Dimitris Melas is Managing Director and Global Head of Core Equity Research at MSCI, Inc. This post is based on his MSCI publication.
Related research from the Program on Corporate Governance includes The Untenable Case for Perpetual Dual-Class Stock (discussed on the Forum here) and The Perils of Small-Minority Controllers (discussed on the Forum here), both by Lucian Bebchuk and Kobi Kastiel.

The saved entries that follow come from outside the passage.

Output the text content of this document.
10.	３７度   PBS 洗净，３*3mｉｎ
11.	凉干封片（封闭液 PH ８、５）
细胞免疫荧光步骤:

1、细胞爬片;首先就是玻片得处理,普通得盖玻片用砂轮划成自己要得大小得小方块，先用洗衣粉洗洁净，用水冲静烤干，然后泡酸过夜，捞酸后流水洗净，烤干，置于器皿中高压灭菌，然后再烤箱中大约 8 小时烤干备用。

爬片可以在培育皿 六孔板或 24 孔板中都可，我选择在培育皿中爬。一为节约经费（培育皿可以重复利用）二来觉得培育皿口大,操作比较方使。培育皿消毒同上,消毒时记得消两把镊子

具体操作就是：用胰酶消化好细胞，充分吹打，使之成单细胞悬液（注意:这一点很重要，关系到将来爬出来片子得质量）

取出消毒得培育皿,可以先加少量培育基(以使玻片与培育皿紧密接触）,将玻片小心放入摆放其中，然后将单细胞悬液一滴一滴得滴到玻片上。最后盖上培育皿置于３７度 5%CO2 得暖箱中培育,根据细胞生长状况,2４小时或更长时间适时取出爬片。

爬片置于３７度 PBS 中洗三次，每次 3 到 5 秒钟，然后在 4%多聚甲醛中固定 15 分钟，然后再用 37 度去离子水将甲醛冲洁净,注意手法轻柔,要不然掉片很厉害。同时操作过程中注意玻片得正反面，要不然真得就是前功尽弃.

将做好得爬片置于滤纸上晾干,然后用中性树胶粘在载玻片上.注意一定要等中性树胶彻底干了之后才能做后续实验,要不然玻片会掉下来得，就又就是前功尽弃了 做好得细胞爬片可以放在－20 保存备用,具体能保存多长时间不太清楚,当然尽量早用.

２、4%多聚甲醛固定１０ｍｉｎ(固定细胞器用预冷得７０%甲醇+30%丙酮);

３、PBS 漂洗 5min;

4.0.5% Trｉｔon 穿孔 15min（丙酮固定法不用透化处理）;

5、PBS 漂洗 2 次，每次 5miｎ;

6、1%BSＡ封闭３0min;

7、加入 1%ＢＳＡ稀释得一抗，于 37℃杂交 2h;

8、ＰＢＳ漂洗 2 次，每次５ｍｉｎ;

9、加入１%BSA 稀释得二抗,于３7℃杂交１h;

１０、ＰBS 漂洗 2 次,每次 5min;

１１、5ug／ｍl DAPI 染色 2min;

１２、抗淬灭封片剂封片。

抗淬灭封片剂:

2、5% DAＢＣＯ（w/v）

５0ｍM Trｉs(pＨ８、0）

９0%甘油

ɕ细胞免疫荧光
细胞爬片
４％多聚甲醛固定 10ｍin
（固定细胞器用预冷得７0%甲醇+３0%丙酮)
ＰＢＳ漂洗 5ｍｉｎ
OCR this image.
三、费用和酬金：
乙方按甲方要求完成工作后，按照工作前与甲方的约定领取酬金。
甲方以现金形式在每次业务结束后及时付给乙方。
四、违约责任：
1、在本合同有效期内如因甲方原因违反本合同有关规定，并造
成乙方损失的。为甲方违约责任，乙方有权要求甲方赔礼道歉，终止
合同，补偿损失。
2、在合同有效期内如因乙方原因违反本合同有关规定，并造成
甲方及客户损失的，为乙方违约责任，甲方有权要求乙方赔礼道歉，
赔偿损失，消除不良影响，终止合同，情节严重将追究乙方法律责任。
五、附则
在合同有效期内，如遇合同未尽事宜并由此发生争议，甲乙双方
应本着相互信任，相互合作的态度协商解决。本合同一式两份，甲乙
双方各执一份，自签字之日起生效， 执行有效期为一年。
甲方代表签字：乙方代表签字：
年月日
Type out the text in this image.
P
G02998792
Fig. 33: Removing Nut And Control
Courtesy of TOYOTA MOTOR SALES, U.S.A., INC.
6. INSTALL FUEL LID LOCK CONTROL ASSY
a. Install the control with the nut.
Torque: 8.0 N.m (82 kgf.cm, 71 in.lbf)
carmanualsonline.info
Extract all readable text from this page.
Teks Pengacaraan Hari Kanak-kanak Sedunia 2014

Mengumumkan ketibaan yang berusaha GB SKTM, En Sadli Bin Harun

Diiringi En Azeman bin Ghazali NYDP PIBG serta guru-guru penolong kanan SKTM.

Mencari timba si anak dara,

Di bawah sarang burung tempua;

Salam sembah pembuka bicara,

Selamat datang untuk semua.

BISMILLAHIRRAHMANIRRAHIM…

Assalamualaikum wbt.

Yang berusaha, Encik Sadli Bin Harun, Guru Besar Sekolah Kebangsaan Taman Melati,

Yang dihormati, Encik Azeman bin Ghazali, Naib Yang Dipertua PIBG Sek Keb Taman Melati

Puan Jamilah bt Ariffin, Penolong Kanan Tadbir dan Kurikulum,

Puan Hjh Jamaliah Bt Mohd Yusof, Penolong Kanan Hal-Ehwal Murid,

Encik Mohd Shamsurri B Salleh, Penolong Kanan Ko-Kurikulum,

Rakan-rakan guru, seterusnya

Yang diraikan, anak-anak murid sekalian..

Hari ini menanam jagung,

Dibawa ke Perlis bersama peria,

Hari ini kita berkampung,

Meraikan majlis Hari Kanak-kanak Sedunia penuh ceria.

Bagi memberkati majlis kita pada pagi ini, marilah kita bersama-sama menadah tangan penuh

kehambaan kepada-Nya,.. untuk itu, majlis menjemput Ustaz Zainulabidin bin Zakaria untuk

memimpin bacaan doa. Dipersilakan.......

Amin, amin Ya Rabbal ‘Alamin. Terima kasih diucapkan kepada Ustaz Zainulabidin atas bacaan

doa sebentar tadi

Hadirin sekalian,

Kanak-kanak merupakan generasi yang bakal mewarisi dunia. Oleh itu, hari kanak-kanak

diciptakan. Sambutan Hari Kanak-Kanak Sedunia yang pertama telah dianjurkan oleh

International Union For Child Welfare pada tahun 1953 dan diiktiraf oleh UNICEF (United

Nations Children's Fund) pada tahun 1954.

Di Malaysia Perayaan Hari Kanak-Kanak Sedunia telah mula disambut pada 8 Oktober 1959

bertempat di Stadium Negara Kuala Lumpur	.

Equity indexes have evolved to fulfil multiple roles in the investment process and meet the needs of various types of investors. All institutional investors use indexes as market indicators and research tools. Asset owners employ them as policy benchmarks in their asset allocation. Active managers use them as performance benchmarks while passive investors use indexes as the basis for investment vehicles. To fulfil these multiple roles successfully, equity indexes aim to achieve comprehensive coverage of the underlying opportunity set by including all investable equity securities listed in the markets they seek to represent. In the MSCI consultation discussion paper, [1] we address the question of whether stocks of companies with multiple share classes having unequal voting rights (“unequal voting shares or stocks”) should be eligible for inclusion in equity indexes. We approach the question in two steps. First, we assess if unequal voting shares meet the definition of equity. Then, we examine the impact of unequal voting stocks from different institutional investor perspectives.